Outra circunstância de passagem é quando Palatnik transita dos Objetos cinéticos – que se movem por circuitos próprios e independentes da ação do espectador – para uma participação virtual, na qual o corpo do sujeito é elemento fundamental para se perceber as distintas qualidades cromáticas, cinéticas e, por conseguinte, físicas que a obra promove. Diante de seus relevos e de suas pinturas, para conhecer todas as suas imagens ou possibilidades ilusórias – as variações de enquadramento e foco –, o espectador precisa experimentar um mínimo de movimento. A obra parece expandir-se e contrair-se, pois são criadas imagens virtuais que redimensionam o espaço a nossa volta. Guardadas as suas devidas especificidades, os Aparelhos cinecromáticos são gerados em um momento no qual a pintura amplia o seu limite e conceito. Se a pintura atravessava novos procedimentos para a sua apreensão e comunicação ao estabelecer diálogos intensos com a performance nos anos 1950 e 60, como foram os casos do dripping de Pollock e as antropometrias (1960) de Yves Klein, a ampliação do termo “pintura” em Palatnik se deu a partir de uma matriz construtiva e tecnológica, mas nem por isso menos intensa e importante que a vivenciada por esses artistas. Por outro lado, não podemos esquecer a relação formal dos Cinecromáticos e dos Objetos cinéticos com o campo escultórico, e como os Cinéticos parecem ser a estrutura interna, o “esqueleto”, dos Cinecromáticos. Ao fazer essa alusão, penso que Palatnik se distingue da tradição da op art e do cinetismo europeu, pela forma como constrói as suas obras: sempre pelo prisma da artesania. Sua “tecnologia” é composta de barbantes, lâmpadas, parafusos, e em alguns casos objetos mecânicos construídos por ele mesmo. Essa artesania própria o faz estar próximo da série Contínuo-Luz (c. 1963-66) de Julio Le Parc e do Penetrável (1967) de Soto, e não apenas pelo uso de materiais menos nobres associados à pesquisa cinética mas também pela economia de formas com que essa poética é regida.
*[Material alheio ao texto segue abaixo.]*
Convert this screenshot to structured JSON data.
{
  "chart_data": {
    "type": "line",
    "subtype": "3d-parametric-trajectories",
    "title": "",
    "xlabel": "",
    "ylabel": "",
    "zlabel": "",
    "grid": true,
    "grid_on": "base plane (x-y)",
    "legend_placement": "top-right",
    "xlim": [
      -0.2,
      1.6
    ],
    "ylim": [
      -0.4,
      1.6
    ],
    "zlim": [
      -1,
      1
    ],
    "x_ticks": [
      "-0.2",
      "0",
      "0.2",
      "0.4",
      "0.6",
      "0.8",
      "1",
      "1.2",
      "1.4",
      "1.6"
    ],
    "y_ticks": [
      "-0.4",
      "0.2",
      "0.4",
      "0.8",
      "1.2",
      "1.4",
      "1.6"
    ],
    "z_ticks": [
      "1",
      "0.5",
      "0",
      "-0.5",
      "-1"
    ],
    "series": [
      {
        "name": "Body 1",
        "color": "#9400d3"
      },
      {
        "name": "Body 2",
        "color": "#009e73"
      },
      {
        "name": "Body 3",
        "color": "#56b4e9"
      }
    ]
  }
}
Esta exposição apresenta também obras do artista pouco vistas pelo público. Desde um Relevo dourado passando por telas produzidas nos anos 1990 nas quais são aplicadas em sentido vertical finas camadas de cola sobre o plano, formando módulos de cor que transmitem um volume à pintura, um efeito semelhante ao que ocorre com a série Cordas. Em relação a esta série, há uma obra em especial que difere do conjunto mais conhecido ao ter a sua estrutura mais próxima de uma natureza com influência “africana”. Em um conjunto de três pinturas dos anos 1960, percebemos a mesma influência, e com um acento ainda mais totêmico em sua estrutura. É curioso perceber como a pesquisa com o cinetismo e o seu interesse pessoal por arte popular produziram uma série que diversifica os meios da pintura de matriz construtivista.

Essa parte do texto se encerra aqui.